Thanks for the input.

• Martha (Smith) says:

“I would rather say, determined by how much of what we know that we choose to represent in a probability model (reserving the word conditioning for conditioning on the data (i.e. using ; notation rather than | notation)”

“I would put that in the parameter space – each point in the parameter space determines everything (relevant) about how often observations will repeatedly occur in that possible way the world can be.

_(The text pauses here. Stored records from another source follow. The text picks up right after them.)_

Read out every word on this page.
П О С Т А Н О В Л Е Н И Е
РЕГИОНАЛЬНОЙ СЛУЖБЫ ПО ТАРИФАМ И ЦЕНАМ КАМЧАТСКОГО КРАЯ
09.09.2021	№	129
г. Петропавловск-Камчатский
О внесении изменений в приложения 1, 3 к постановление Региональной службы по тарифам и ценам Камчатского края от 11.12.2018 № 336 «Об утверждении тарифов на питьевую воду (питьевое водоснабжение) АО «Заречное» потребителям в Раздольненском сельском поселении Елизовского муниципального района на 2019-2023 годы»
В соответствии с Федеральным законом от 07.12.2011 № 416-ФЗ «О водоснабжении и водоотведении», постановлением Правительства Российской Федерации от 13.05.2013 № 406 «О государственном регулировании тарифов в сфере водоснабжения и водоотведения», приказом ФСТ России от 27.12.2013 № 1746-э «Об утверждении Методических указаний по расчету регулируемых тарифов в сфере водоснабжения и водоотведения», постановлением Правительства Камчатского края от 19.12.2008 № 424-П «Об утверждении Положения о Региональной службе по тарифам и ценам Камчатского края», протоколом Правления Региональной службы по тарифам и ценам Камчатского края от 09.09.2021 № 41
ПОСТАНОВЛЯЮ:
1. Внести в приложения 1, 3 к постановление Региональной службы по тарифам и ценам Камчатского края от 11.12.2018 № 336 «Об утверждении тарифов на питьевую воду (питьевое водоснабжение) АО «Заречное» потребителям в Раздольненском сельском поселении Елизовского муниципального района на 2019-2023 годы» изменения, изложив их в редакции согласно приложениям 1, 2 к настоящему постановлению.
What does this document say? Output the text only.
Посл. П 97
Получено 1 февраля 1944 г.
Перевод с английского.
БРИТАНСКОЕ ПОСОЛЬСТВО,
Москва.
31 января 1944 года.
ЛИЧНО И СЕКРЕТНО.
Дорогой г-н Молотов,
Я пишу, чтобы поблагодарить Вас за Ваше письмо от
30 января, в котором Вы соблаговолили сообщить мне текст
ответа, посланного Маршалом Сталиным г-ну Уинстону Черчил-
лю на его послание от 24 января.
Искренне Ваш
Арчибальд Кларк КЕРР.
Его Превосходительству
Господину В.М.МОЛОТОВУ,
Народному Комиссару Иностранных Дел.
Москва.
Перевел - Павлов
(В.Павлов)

The prior then represents how often one chooses to represent how often various worlds reasonably compatible with our knowledge of our world would occur (Bayesian reference set).”

These both make sense to me.

2. This looks like some kind of abstracted genetic regulation problem, but I couldn’t follow the details. I got lost without a definition of G[i], which kept recurring in subsequent definitions.

In the very first picture, it looks like arcs are forbidden from crossing blue balls, but allowed to cross at least one red ball (please excuse my obsession with boundary conditions if it’s irrelevant here).

To allay your suspicions, you need to read your hypothesis tests very literally. And be careful that they only reject the null, which is not usually the hypothesis of interest. There may be nothing special about pairs (biologically?), but that may be what the hypothesis test is testing. If you don’t like that, you need to change the test. That may cause difficulty in either formulating an appropriate likelihood or computing it (hence all the simple approximations Andrew’s talking about). The hypothesis tests (or Bayesian decision-theoretic equivalents thereof) may also be problematic (hence the suggestion to test with simulated data).

And the hypothesis tests, which is why Andrew suggests using simulated data to see if they do what you think they’re doing in controlled cases.

3. Michael Nelson says:

As an applied statistician, I know nothing about this type of question. As an amateur mathematician, I know nothing about this type of question…but I do have an instinct that it might be easier to answer if translated into the language of pure mathematics. Pure mathematicians know far more than we do about these kinds of structures, partly because often they can be better understood in terms of polynomials. “There are several known results that assert that a combinatorial structure satisfies certain combinatorial property if and only if an appropriate polynomial associated with it lies in a properly defined ideal” (Noga Alon, 1999).

I may be completely misreading the question (see above, “I know nothing…”), but I see some similarities between this problem and the multidimensional necklace splitting problem (https://arxiv.org/pdf/math/0610800.pdf). If, in the problem at hand, you were to limit each cell to containing only one color of ball, you would have what mathematicians call a one-dimensional necklace; the necklace-splitting problem is to determine how many sub-necklaces (continuous subsets of cells) you must split the structure into so that the sub-necklaces can be put into g groups so that each group has an identical number of balls of the same color. Allowing multiple colors of balls in a cell (as in this case) extends the problem to multiple dimensions; both the 1D and 2D+ cases have been solved, the latter in terms of probability measures.

The statistical question at hand is more complex than this, because Przedniczek wants to preserve a specific structure in the necklace when forming the groups, and I assume he also wants to allow for overlapping sub-necklaces. But I conjecture that knowing the solution to the necklace splitting problem for a given set of cells will also tell you something about the complexity of that sequence in terms of repetitions. (The more compound structures a necklace contains, the easier it is to separate in into g groups.)

This is obviously a completely different approach, but it may be that if Przedniczek can talk to someone with expertise in this area, they will know of a very similar one that has been addressed in some way that is relevant. Or they may find it intriguing enough to pursue themselves!